The finance minister brushed off the possibility of Korea entering a major crisis and insisted that concerns about high inflation and low growth are overdone.
 
"According to international organizations and credit rating agencies at home and abroad that I have met, the possibility of another financial crisis reoccurring is low," Choo said. "While some say that we are now at entering a period of stagflation, I think that expression is a bit excessive."
 
"Although we expect consumer prices to peak in October, for the time being, consumer prices are at a high level and will likely remain there as service prices, including the cost of dining out, and public utility prices don't fall easily."
 
If consumer prices do start to drop, they will fall slowly, he said, adding that inflation is likely to remain at or near current levels through the first half of 2023.    
 
"Along with financial market volatility, the current complex crisis will go on for quite some time," he continued.  
 
He is not worried about the falling foreign reserves and said the government will focus on monitoring the situation.
 
Foreign reserves fell to $416.8 billion in September from $436.4 billion at the end of August.

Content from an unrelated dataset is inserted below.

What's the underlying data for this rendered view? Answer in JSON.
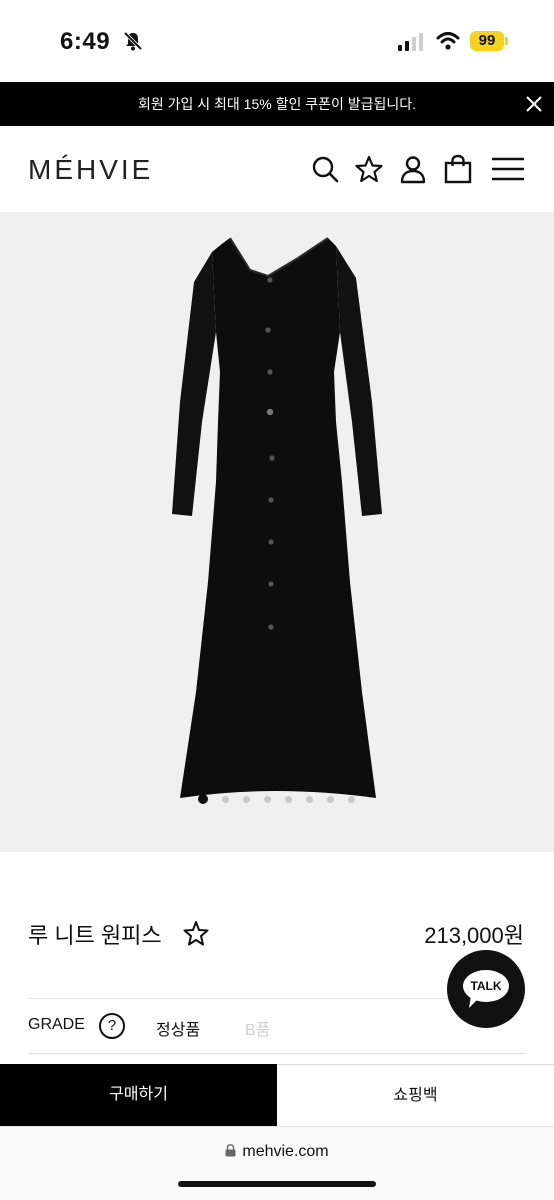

It was the biggest monthly drop since 2008.  
 
The Bank of Korea and the Finance Ministry net sold $15.49 billion of foreign currencies in the second quarter to stabilize the falling won, central bank data showed last Friday.
 
"While it is the biggest drop since the financial crisis, by ratio it's a small portion that can't be compared," Choo said, adding that Korea's foreign reserves had increased sharply since.  
 
"It was often noted that authorities will take necessary actions in regards to stabilizing the market whenever there is volatility or the market psychologically moves one-sided due to internal or external factors, which the market also expected," Choo said. "The foreign reserves shrunk in the process of taking action."    
 
The finance minister said he will push for a proposed corporate tax cut.  
 
"I have no plan B," Choo said. "I only have plan A."  
 
He noted that the Democratic Party, which is in the majority in the National Assembly, may not agree with the tax cuts, but that he will continue to engage lawmakers.  
 
He said the role of the government is not to lead in everything, including creating jobs and raising competitiveness, but to establish an environment so those goals can be met.  
 
Choo said he while agrees on government spending in times of crisis now was the time to cut taxes to support households and corporations.  
 
"Instead of the government collecting more taxes from companies, it would be better if the companies directly utilize the additional capital," he said.  
 
In July, the Yoon Suk-yeol government introduced a tax reform proposal. It included lowering the maximum tax imposed on businesses from 25 percent to 22 percent.
 
On Wednesday, the finance minister told lawmakers that the tax reform will benefit the entire country and not only the rich. He said that small companies will benefit more than large companies.